Zambia: The World’s Most Polite Economic Crash Test Dummy
Victoria Falls rumbles like an overworked espresso machine while the rest of the planet argues about whose currency is collapsing fastest. Downstream, Zambia—population 20 million, GDP roughly the cost of a Silicon Valley parking lot—keeps calm and carries on, which is what you do when carrying on is the only option left on the menu.
To the outside world, Zambia is that polite guest at the geopolitical dinner party who keeps refilling everyone’s glass while quietly wondering if anyone noticed the host just pawned the silverware. Copper still pays the rent—about 70 % of export earnings—yet the price chart looks like a polygraph administered to a pathological liar. Beijing, the patient banker of last resort, has already renegotiated its loan covenants twice, proving that “debt-trap diplomacy” is really just a polite phrase for “recurring nightmare with compound interest.”
Meanwhile, the IMF—think of it as the planetary equivalent of a payday-loan shop with better branding—has swooped in with another Extended Credit Facility, complete with the ritual austerity diet. Subsidies on fuel and maize have been trimmed the way a frustrated barber trims a mullet: enthusiastically, unevenly, and without much consultation. Inflation is now sprinting at double digits, which is excellent news for anyone who enjoys watching numbers race each other like drunken greyhounds.
But here’s the kicker: Zambia is also ground zero for the global green-energy gold rush.
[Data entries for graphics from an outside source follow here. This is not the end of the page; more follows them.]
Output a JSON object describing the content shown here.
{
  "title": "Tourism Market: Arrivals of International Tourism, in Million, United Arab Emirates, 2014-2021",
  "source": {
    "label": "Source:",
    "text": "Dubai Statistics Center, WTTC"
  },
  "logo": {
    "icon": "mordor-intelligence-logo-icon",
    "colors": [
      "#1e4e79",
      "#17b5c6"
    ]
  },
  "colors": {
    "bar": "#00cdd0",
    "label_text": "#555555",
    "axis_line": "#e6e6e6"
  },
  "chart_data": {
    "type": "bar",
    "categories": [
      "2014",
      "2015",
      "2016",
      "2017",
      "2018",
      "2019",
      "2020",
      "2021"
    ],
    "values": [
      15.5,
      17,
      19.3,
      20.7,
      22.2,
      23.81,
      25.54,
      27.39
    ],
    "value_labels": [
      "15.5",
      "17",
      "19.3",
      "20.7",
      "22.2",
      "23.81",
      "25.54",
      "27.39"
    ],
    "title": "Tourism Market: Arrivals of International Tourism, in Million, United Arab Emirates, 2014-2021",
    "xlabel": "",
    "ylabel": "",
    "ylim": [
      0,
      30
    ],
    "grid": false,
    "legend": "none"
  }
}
Cobalt, nickel, manganese—every mineral required to make a Tesla feel virtuous—lies under Zambian soil. Suddenly the same governments that spent decades lecturing Lusaka about fiscal prudence are elbowing each other to sign “strategic partnerships,” a term diplomats use when they want to get engaged without actually proposing. The European Union, fresh from discovering that Russian gas is a temperamental date, has pledged €1.8 billion in green-industry funding. Washington, never one to be outbid at an auction of influence, dispatched Vice-President Harris last spring to announce “the future of electric mobility starts here.” The future, apparently, starts with a photo-op and ends with a feasibility study scheduled for sometime after the next lunar eclipse.
Back home, President Hakainde Hichilema—elected on a tsunami of hope so large it had its own weather system—now governs a country where 60 % of the population is under 25 and half of them are underemployed. That demographic dividend looks less like a dividend and more like a ticking IOU. Social media is awash in memes comparing the kwacha to a Netflix subscription: keeps getting cheaper, but the content stays the same. Still, Zambians retain a genetic immunity to hysteria, possibly because the alternative is simply too exhausting. When the central bank recently introduced new “inflation-resistant” banknotes, the joke in Lusaka’s bars was that the notes were so secure even their own value couldn’t break in.
Globally, Zambia’s predicament is a pocket-sized parable for the late-capitalist era: post-colonial state meets post-neoliberal hangover, garnished with climate change and served on a bed of critical minerals. If the country can convert geological luck into broad-based prosperity, it becomes the poster child for “just transition.” If it can’t, it remains what hedge-fund analysts privately call “optionality”—a polite word for “place to park risk until someone figures out the exit.” Either way, the waterfalls keep falling, indifferent to tariffs, tweets, or the eternal optimism of consultants arriving with PowerPoint decks thicker than the Zambezi in flood season.
So raise a glass—preferably of Mosi lager, not imported champagne—to Zambia: the nation teaching the planet that survival is just another export commodity, priced daily in the currency of whatever crisis happens to be trending.